Domenica 26 gennaio – 3° del Tempo Ordinario (anno A)

I PIEDI E LE RETI

(Mt 4, 12-23)

 

   In un contesto culturale in cui è molto più facile chiudersi, cedere al sospetto, generare divisioni, bastano due mosse geniali di apertura per narrare la nascita della Chiesa dalla fede in Gesù: piedi che camminano e reti gettate in mare.

   I piedi: Gesù impara a diventare Figlio camminando, smarcandosi da Giovanni Battista, decidendo di attraversare la Galilea e di abitare nella città di Cafarnao, luogo di incrocio tra genti diverse e storie sconosciute. Solo uscendo dalla sicurezza della propria patria ci si educa a sentirsi a casa davvero, a diventare cittadini del mondo. La Chiesa, dunque, nasce e si forma camminando, perché la fede non ha altra figura se non questa; Gesù stesso ha colto la presenza del Padre attraverso il suo corpo che cammina, grazie alla polvere della strada depositata sui suoi piedi.

   Le reti: Gesù consegna il futuro dell’annuncio del Regno ad alcuni pescatori, abituati assai più all’imprevedibilità del mare, piuttosto che alla sicurezza della terraferma. E in ogni caso la sua chiamata non chiede di lasciare la condizione in cui si vive, ma di rielaborarla in modo nuovo e sovrabbondante. Pietro e Andrea si muovono con il loro carattere veemente (lo si scoprirà più avanti nel racconto evangelico), imparando però a “mettersi dietro” al Maestro, per evitare progressioni esagerate. Giacomo e Giovanni, al contrario, sottomessi a genitori possessivi (si limitano a riassettare le reti, lavorano con il padre, la madre chiederà per loro privilegi), vengono liberati alla vita adulta fino ad essere chiamati “figli del tuono”. Geniale! In questo modo Gesù non consegna la sua futura comunità a freddi pastori che si limitano a controllare i recinti, dimentichi del loro personale percorso umano di conversione, né a burocrati che gestiscono tradizioni stanche e stantie, ma a testimoni fiduciosi, che non hanno paura di gettare la rete al largo, di lavorare sul loro carattere e sul loro passato non certo perfetto, che non hanno timore di salpare verso mete sconosciute, o quando si tratta di aprire strade e di anticipare processi di liberazione.

   Bella una Chiesa così!

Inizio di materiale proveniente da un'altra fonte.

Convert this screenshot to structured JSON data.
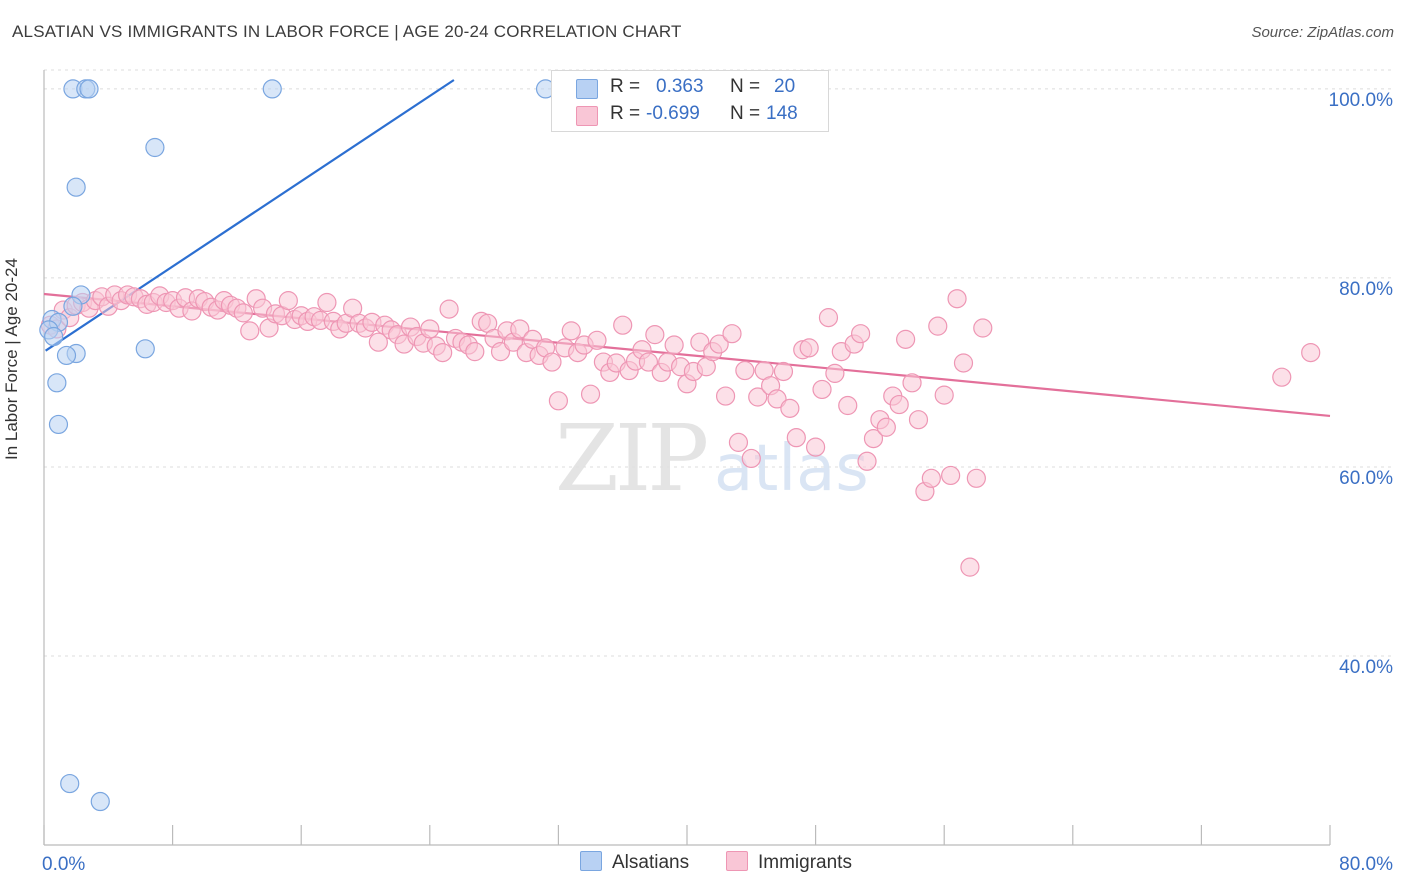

Non ideale, perché vivrà sempre nella complessità della storia e bisognosa di perdono, ma felice di avere piedi che camminano e non zavorre che appesantiscono, riconoscente di poter contare su guide che non restringono, ma allargano orizzonti e battono sentieri inesplorati.

   Una comunità così, proprio perché fragile, diventerebbe giorno per giorno sale un po’ più saporito e lievito un po’ più raffinato, senza avere bisogno di particolari effetti speciali. Bastano i piedi e le reti e qualcuno ricomincerebbe a muoversi, ritrovando nell’aria e nell’acqua spostate da quei passi e dagli scafi di quelle barche la presenza discreta, eppure potente, del Signore Gesù che dà la vita.

   È così che la Chiesa rinasce ogni volta dal suo Signore, magari in terre diverse, in luoghi inattesi. E se tutto ciò esigerà che molte cose, ormai prive di futuro, inevitabilmente muoiano, la gioia per la scioltezza dei piedi e delle reti sarà più forte di ogni rancore, accendendo il desiderio di seguire le orme del Figlio di Dio, che cammina sempre e ostinatamente in avanti.